The net loss for the period was $5.5 million. Finance: draft 13-week cash view by Friday.

Cara Therapeutics, Inc. (CARA) - Canvas Business Model: Revenue Streams

The revenue streams for Cara Therapeutics, Inc. (CARA), particularly following its merger with Tvardi Therapeutics which closed around March 31, 2025, are transitioning from legacy product collaboration to future pipeline potential. The business model relies on a mix of existing partnership income and anticipated milestone/commercialization payments from the newly focused development programs.

Collaborative Revenue and Royalties from KORSUVA Injection

Revenue tied to KORSUVA (difelikefalin) injection, partnered with CSL Vifor, is expected to be minimal following the expiration of the Transitional Drug Add-On Payment Adjustment (TDAPA) period on March 31, 2024, as dialysis organizations were anticipated to restrict access. However, some residual or non-U.S. revenue streams persist.

• Royalty payments earned from ex-U.S. sales of KORSUVA/Kapruvia were reported as $0.6 million for the first quarter of 2024.
• Cara Therapeutics entered an asset purchase agreement to sell certain assets and rights of difelikefalin to CSL Vifor for $900,000, plus an agreement to pay CSL Vifor $3 million to compensate for future expenses related to the acquisition.

Milestone Payments from Ex-U.S. Partners

Milestone payments represent lumpy, non-recurring revenue contingent on development or regulatory achievements by international partners. While specific 2025 payments are not detailed, the structure remains a component of the revenue model.

Partner	Product/Program	Historical Milestone Example	Status/Note
Maruishi Pharmaceutical	Difelikefalin (Japan)	$2 million earned in September 2015	Eligible for further predefined clinical, regulatory, and commercial milestones.
Ex-U.S. Partners (General)	KORSUVA/Kapruvia	$0.6 million in other revenue (royalties) in Q1 2024	Represents ongoing royalties from ex-U.S. sales.

Reported Revenue Figures

The reported revenue figures reflect the declining contribution from the legacy KORSUVA program as the company pivots its focus.

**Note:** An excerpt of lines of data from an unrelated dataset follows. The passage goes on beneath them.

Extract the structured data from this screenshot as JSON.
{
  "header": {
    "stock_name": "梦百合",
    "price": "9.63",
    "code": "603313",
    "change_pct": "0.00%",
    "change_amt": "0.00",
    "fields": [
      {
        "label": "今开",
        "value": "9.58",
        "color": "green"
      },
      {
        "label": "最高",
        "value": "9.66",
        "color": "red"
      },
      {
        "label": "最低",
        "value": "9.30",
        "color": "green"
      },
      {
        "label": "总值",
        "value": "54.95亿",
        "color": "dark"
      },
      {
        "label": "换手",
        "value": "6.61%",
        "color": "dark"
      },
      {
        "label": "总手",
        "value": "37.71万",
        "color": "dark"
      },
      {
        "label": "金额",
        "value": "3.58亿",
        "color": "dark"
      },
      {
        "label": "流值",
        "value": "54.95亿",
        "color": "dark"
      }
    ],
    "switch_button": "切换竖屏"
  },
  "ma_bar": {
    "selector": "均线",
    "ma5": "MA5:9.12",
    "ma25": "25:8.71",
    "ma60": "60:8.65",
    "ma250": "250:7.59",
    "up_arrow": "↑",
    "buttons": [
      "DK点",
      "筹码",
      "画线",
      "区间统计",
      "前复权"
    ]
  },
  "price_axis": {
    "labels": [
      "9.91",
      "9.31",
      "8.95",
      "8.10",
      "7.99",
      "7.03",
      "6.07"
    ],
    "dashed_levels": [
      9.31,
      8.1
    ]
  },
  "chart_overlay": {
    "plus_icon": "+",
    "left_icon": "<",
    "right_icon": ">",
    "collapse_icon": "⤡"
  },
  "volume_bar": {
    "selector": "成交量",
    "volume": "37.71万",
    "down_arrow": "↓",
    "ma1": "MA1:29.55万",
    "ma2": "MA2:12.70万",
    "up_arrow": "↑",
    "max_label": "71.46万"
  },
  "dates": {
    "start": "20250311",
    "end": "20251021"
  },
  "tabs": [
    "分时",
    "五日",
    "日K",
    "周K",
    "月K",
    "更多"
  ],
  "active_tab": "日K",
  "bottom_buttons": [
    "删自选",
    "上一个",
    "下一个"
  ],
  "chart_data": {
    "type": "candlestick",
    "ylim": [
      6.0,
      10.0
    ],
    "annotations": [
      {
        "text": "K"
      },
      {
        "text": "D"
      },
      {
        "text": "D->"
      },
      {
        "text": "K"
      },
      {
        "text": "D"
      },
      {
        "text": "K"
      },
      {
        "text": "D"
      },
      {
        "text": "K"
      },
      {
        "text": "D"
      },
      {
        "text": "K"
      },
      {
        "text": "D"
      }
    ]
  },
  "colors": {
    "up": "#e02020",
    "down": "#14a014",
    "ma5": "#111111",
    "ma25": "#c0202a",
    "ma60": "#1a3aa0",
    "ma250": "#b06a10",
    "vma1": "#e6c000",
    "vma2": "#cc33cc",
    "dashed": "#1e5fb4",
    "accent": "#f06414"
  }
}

You are tracking the following specific figure for the first quarter of 2025:

• Targeted Q1 2025 Total Revenue: $2.6 million, primarily sourced from licensing and collaboration activities.
• For context, the total revenue for the first quarter of 2024 was $2.1 million.
• As of March 2025, the entity reported net sales of $3 million.

Future Revenue from STAT3 Inhibitors

The primary driver for future revenue is the successful development and commercialization of the STAT3 inhibitor portfolio, inherited primarily from the Tvardi Therapeutics merger. Since these assets are clinical-stage, they currently generate no revenue, making valuation dependent on clinical success.

• Lead candidate TTI-101 (STAT3 inhibitor) is in Phase 2 trials for Idiopathic Pulmonary Fibrosis (IPF) and Hepatocellular Carcinoma (HCC).
• Top-line data for the REVERT IPF Phase 2 trial is expected by the fourth quarter of 2025.
• The combined company secured a cash runway until late 2026 to cover these critical readout periods.

Finance: draft 13-week cash view by Friday.